[e2e] Is a control theoretic approach sound?
Panos GEVROS
panos.gevros at cl.cam.ac.uk
Wed Jul 30 16:14:35 PDT 2003
----- Original Message -----
From: "Yunhong Gu" <ygu1 at cs.uic.edu>
Subject: Re: [e2e] Is a control theoretic approach sound?
> Well, I think to decide how "aggressive" the AI will be is not that
> *simple* a problem :) It is not the more aggressive the better (even if
> the per flow throughput is the only objective), right?
agreed but only if you want to address the problem in its full generality
... if it is restricted to those areas of the (capacity,traffic) space where
the packet loss is in [0...7-8%] range (and AIMD is indeed relevant) since
out of this range timeouts start becoming the norm) then it is
*fairly*straightforward* to decide on AIMD parameters which provide specific
outcomes (wrt individual connection perfromance -within limits obviously-
and wrt capacity utilisation).
> > ..in their case they know pretty much that the links they are using are
in the
> > gigabit range and there are not many others using these links at the
same time.
> >
>
> But what if there are loss, especially continuous loss during the bulk
> data transfer? No matter how large the cwnd is initially, it can decrease
> to 1 during the transfer, then the problem arise again.
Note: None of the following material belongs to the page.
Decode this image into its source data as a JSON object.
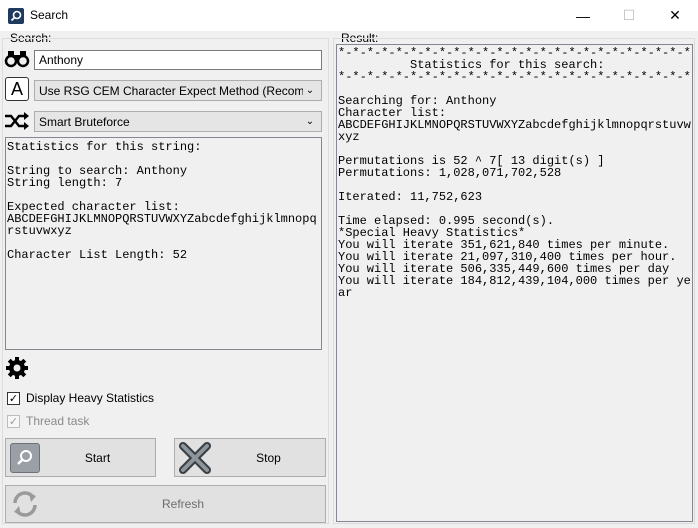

drastic measures (timeout, exponential backoff etc) will always need to be
in place -
I 'm saying that (at least in the first attempt) it pays being optimistic
(this is the idea underlying slow start anyway..)- and in certain
environments indeed more optimistic than the standard prescribes since there
is a-priori knowledge of the network path characteristics and even traffic
conditions - which is the case when considering OCxx links connecting
particle physics laboratories.
this approach seems to me a lot simpler and (most likely) equally effective
compared to elaborate control schemes which try to do better while trying
hard to remain "friendly" at the same time.